A maioria dessas variantes não é significativa ou difundida. Mas à medida que aumenta o número de pessoas que foram infectadas – e, presumivelmente, desenvolveram alguma imunidade -, a pressão sobre o patógeno para sofrer mutação também aumenta. Algumas das novas variantes podem ser mais transmissíveis ou levar a doenças mais graves do que as versões anteriores do vírus.

Durante meses, Johnson lutou para equilibrar sua resposta ao vírus com a pressão para não prejudicar ainda mais a economia. Às vezes, ele ficou atrás de outros líderes europeus na imposição de restrições. Em outros momentos, ele pareceu resistir aos conselhos dos assessores científicos de seu próprio governo.

A Grã-Bretanha relatou 27.052 novos casos e 534 mortes no sábado. O número de mortos no país devido à pandemia é o mais alto da Europa. Johnson apontou o lançamento de uma vacina, que a Grã-Bretanha aprovou e começou a administrar antes dos outros países ocidentais, como um raio de esperança. Ele disse que 350.000 pessoas no país receberam a primeira dose da vacina Pfizer-BioNTech, que é um regime de duas doses.

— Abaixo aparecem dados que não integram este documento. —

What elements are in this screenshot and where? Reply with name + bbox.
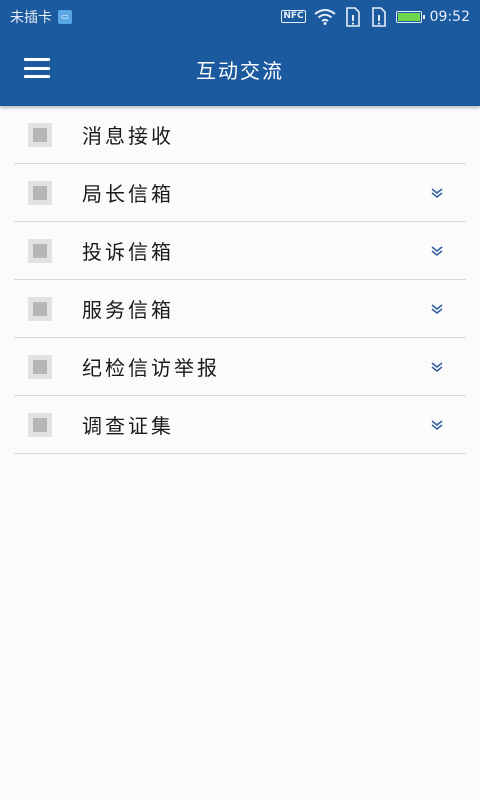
menu-item-label: 服务信箱 <box>82 298 174 322</box>
menu-item-label: 调查证集 <box>82 414 174 438</box>
menu-line <box>24 66 50 70</box>
chevron-down-icon[interactable] <box>430 360 444 374</box>
menu-item-label: 消息接收 <box>82 124 174 148</box>
battery-level <box>397 12 420 21</box>
menu-line <box>24 58 50 61</box>
square-icon <box>28 413 52 437</box>
menu-line <box>24 75 50 78</box>
menu-item-label: 纪检信访举报 <box>82 356 220 380</box>
hamburger-menu-icon[interactable] <box>24 58 50 78</box>
app-bar: 互动交流 <box>0 33 480 106</box>
menu-item-label: 局长信箱 <box>82 182 174 206</box>
chevron-down-icon[interactable] <box>430 186 444 200</box>
status-bar: 未插卡 ▭ NFC 09:52 <box>0 0 480 33</box>
chevron-down-icon[interactable] <box>430 418 444 432</box>
menu-list: 消息接收 局长信箱 投诉信箱 服务信箱 纪检信访举报 调查证集 <box>14 106 466 454</box>
menu-item-service-mailbox[interactable]: 服务信箱 <box>14 280 466 338</box>
chevron-down-icon[interactable] <box>430 244 444 258</box>
sim-card-icon: ▭ <box>58 9 72 24</box>
wifi-icon <box>314 8 336 25</box>
status-left: 未插卡 ▭ <box>10 7 72 27</box>
square-icon <box>28 181 52 205</box>
nfc-icon: NFC <box>281 10 306 23</box>
menu-item-label: 投诉信箱 <box>82 240 174 264</box>
battery-icon <box>395 10 425 23</box>
carrier-label: 未插卡 <box>10 9 52 26</box>
menu-item-director-mailbox[interactable]: 局长信箱 <box>14 164 466 222</box>
square-icon <box>28 355 52 379</box>
no-sim-icon-2 <box>371 6 386 27</box>
chevron-down-icon[interactable] <box>430 302 444 316</box>
square-icon <box>28 297 52 321</box>
square-icon <box>28 239 52 263</box>
menu-item-complaint-mailbox[interactable]: 投诉信箱 <box>14 222 466 280</box>
square-icon <box>28 123 52 147</box>
no-sim-icon <box>345 6 360 27</box>
page-title: 互动交流 <box>196 59 284 83</box>
status-right: NFC 09:52 <box>281 6 470 27</box>
menu-item-message-receive[interactable]: 消息接收 <box>14 106 466 164</box>
clock: 09:52 <box>429 8 470 25</box>
menu-item-evidence-collection[interactable]: 调查证集 <box>14 396 466 454</box>
menu-item-discipline-report[interactable]: 纪检信访举报 <box>14 338 466 396</box>
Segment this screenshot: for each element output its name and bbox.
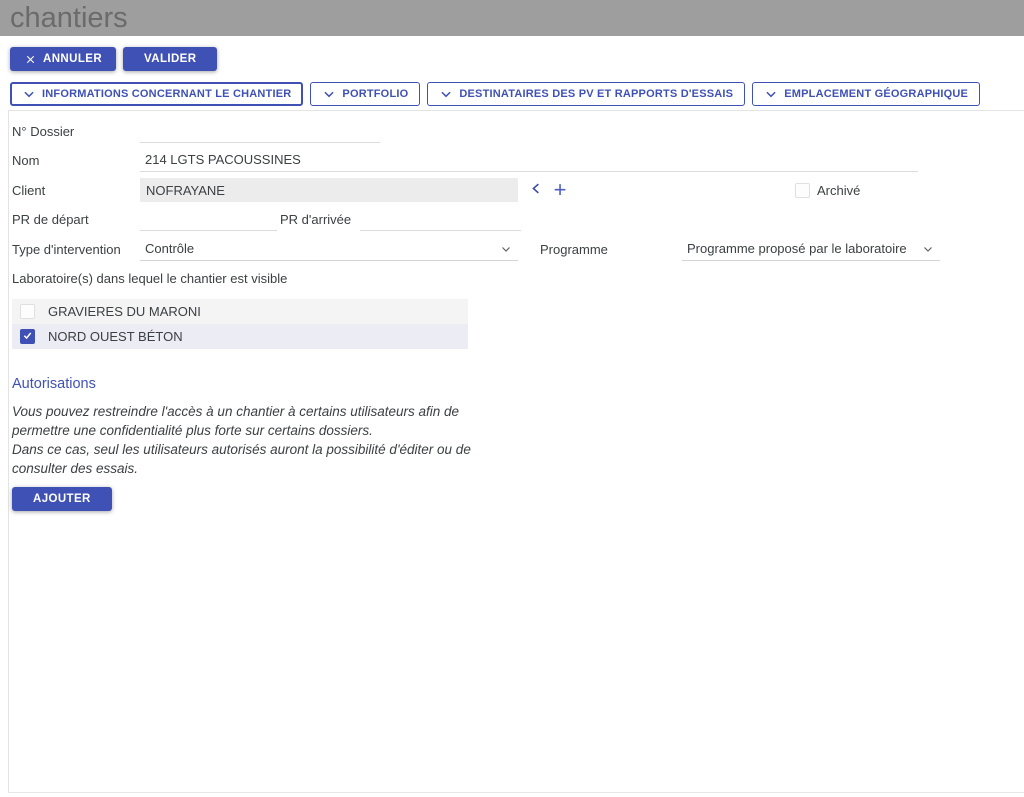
- toolbar: ANNULER VALIDER: [10, 47, 1024, 71]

Mas, com o enfraquecimento da economia, os bloqueios tornaram-se politicamente tensos. Quando o governo colocou Manchester, Liverpool e outras cidades do norte, onde as taxas de infecção eram mais altas, em um nível mais restrito, as autoridades locais reclamaram que estavam sendo alvos injustos. A vida em Londres, eles notaram, permaneceu praticamente inalterada.

Na semana passada, em meio a sinais de que Londres havia se tornado um novo ponto quente, Johnson colocou a capital e a maior parte do sudeste no Nível 3, o nível mais alto de restrições. Mas ele se agarrou à promessa de um adiamento do Natal de 23 a 27 de dezembro, mesmo implorando às pessoas que mantivessem as reuniões familiares breves e pequenas.

“Tenha um pequeno Natal feliz”, disse Johnson na semana passada, anunciando as meias medidas, “mas este ano, infelizmente, de preferência um Natal muito pequeno”.

Com as restrições draconianas anunciadas no sábado, as festas de Natal na Inglaterra ficarão ainda menores.